When I hear about wildfires, the first thing I want to do is look at a map and explore the immediate area around the fire. So many questions go through my head. When you learn about a wildfire, what questions come to mind?
- Where is the fire and how big is it?
- Have there been fires in this area in the past?
- What is the weather like where the fire is located?
- Are there people or towns nearby?
- What ecosystem and vegetation types are in the area?
- What is the potential environmental impact?
Traditionally I’ve had to go to different places to find answers to questions such as these. Now by using the newest of Esri’s Aware apps, the Wildfire Aware application, I can find these answers and many more.
There are many unique aspects to this app, here are some of my favorites:
Symbolized by number of personnel assigned
Fires are often symbolized by acres or other attributes. We decided to turn the focus on the number of personnel because that indicates how many resources are being dedicated to that incident. As the number of personnel decreases it often indicates a lessoning of severity thus fewer resources are needed for suppression activities.

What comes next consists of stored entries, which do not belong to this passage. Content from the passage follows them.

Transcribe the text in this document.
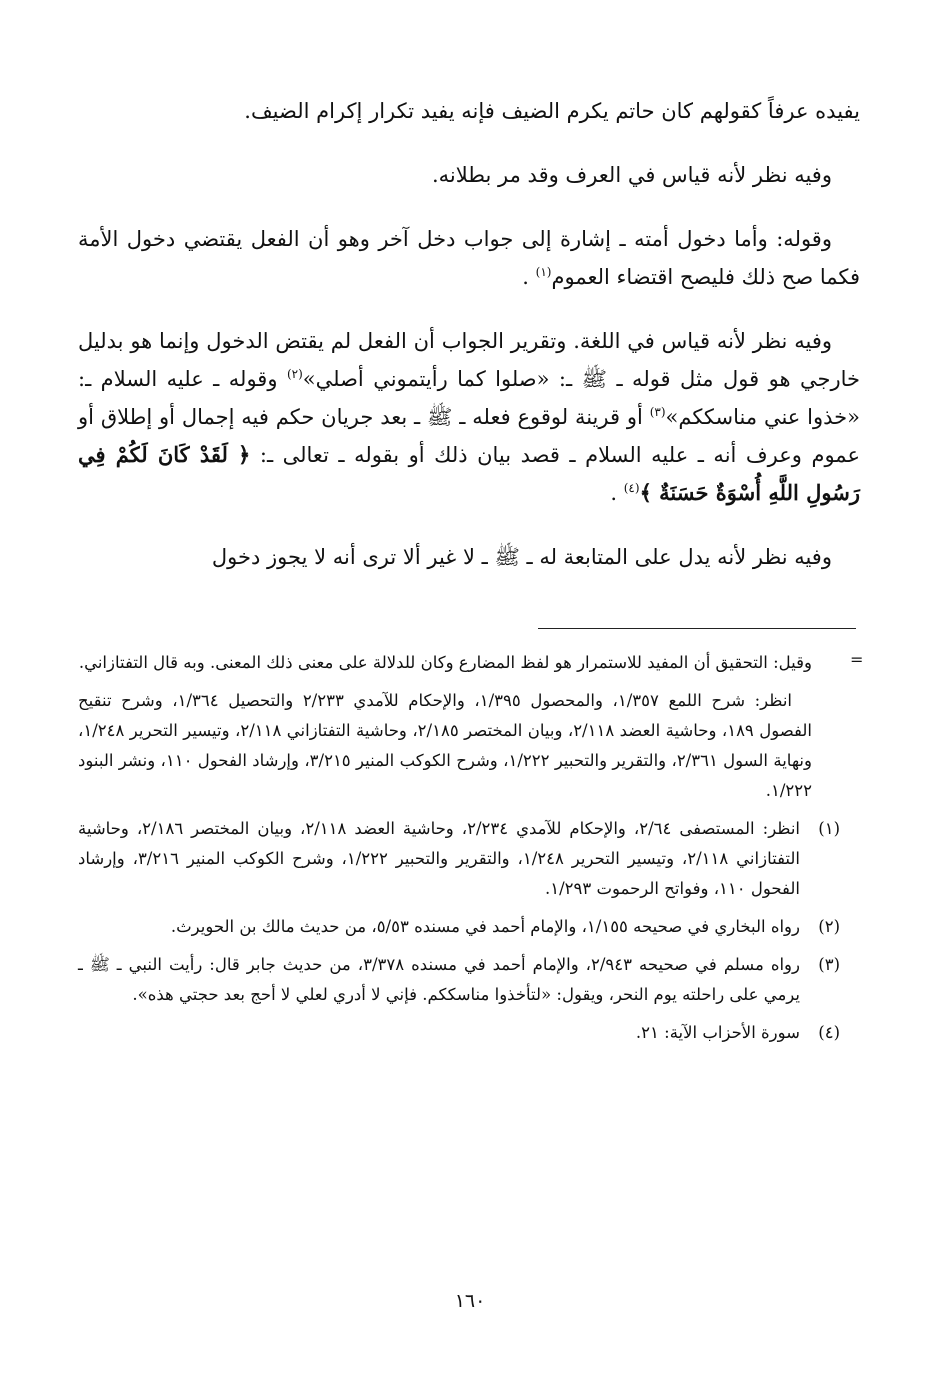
يفيده عرفاً كقولهم كان حاتم يكرم الضيف فإنه يفيد تكرار إكرام الضيف.

وفيه نظر لأنه قياس في العرف وقد مر بطلانه.

وقوله: وأما دخول أمته ـ إشارة إلى جواب دخل آخر وهو أن الفعل يقتضي دخول الأمة فكما صح ذلك فليصح اقتضاء العموم$^{(١)}$ .

وفيه نظر لأنه قياس في اللغة. وتقرير الجواب أن الفعل لم يقتض الدخول وإنما هو بدليل خارجي هو قول مثل قوله ـ ﷺ ـ: «صلوا كما رأيتموني أصلي»$^{(٢)}$ وقوله ـ عليه السلام ـ: «خذوا عني مناسككم»$^{(٣)}$ أو قرينة لوقوع فعله ـ ﷺ ـ بعد جريان حكم فيه إجمال أو إطلاق أو عموم وعرف أنه ـ عليه السلام ـ قصد بيان ذلك أو بقوله ـ تعالى ـ: ﴿ لَقَدْ كَانَ لَكُمْ فِي رَسُولِ اللَّهِ أُسْوَةٌ حَسَنَةٌ ﴾$^{(٤)}$ .

وفيه نظر لأنه يدل على المتابعة له ـ ﷺ ـ لا غير ألا ترى أنه لا يجوز دخول

=

وقيل: التحقيق أن المفيد للاستمرار هو لفظ المضارع وكان للدلالة على معنى ذلك المعنى. وبه قال التفتازاني.

انظر: شرح اللمع ١/٣٥٧، والمحصول ١/٣٩٥، والإحكام للآمدي ٢/٢٣٣ والتحصيل ١/٣٦٤، وشرح تنقيح الفصول ١٨٩، وحاشية العضد ٢/١١٨، وبيان المختصر ٢/١٨٥، وحاشية التفتازاني ٢/١١٨، وتيسير التحرير ١/٢٤٨، ونهاية السول ٢/٣٦١، والتقرير والتحبير ١/٢٢٢، وشرح الكوكب المنير ٣/٢١٥، وإرشاد الفحول ١١٠، ونشر البنود ١/٢٢٢.

(١)
انظر: المستصفى ٢/٦٤، والإحكام للآمدي ٢/٢٣٤، وحاشية العضد ٢/١١٨، وبيان المختصر ٢/١٨٦، وحاشية التفتازاني ٢/١١٨، وتيسير التحرير ١/٢٤٨، والتقرير والتحبير ١/٢٢٢، وشرح الكوكب المنير ٣/٢١٦، وإرشاد الفحول ١١٠، وفواتح الرحموت ١/٢٩٣.

(٢)
رواه البخاري في صحيحه ١/١٥٥، والإمام أحمد في مسنده ٥/٥٣، من حديث مالك بن الحويرث.

(٣)
رواه مسلم في صحيحه ٢/٩٤٣، والإمام أحمد في مسنده ٣/٣٧٨، من حديث جابر قال: رأيت النبي ـ ﷺ ـ يرمي على راحلته يوم النحر، ويقول: «لتأخذوا مناسككم. فإني لا أدري لعلي لا أحج بعد حجتي هذه».

(٤)
سورة الأحزاب الآية: ٢١.

١٦٠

In addition to sorting by Personnel, you can change the way fires in your current view are listed by selecting the options of Date, Name or Size. You can also filter the fires in the list by zooming in using shift and drawing a box around the area to explore more closely.
There are 22 data layers in Wildfire Aware from authoritative sources in Esri’s ArcGIS Living Atlas of the World. The combined presence of these layers enable me to learn about a fire and its surrounding area. The links to these individual layers can be found in the about window accessed at the top-right of the application.
Most of the questions asked at the start can be answered in the pane of information. Upon selecting a fire the map zooms in and displays the acres, weather, population and ecological information.
These results are based off of the area covered by the fire perimeter. If there is no perimeter or you have clicked on another place on the map you will see a circle with a 2 mile radius which generates the results provided.
Map Layers & Basemap
Use the Map Layers list at the bottom left for visual information not included in the information pane. Each layer is available to turn on based on ‘zoom level’ to provide visual contact to the fire area. Viewing areas burned by previous fires or zooming in closer to view population based on Census blocks both add more context to the immediate area. Upon Reset and Close, the changes made to the layers are reset but the map will stay focused on your selected fire.
These layers shown below include satellite hot spots which indicate current fire activity, burned areas displaying past fires, air quality conditions, and population based on 2020 Census block areas.
Beneath it all is a custom basemap highlighting map features that are especially important for situational awareness during wildfires. These features become visible as you zoom in. Drainages, topographic features, elevation points, public lands and protected areas were all styled in a way that the viewer can quickly understand the land around the fire. Each zoom level displays certain elements to aid in telling the story of the area.
Enjoy Exploring & Share The App
Share this with others using the URL which will store the current fire selected or extent of the map. Submit comments on the content item page.
We hope you enjoy exploring the Wildfire Aware application!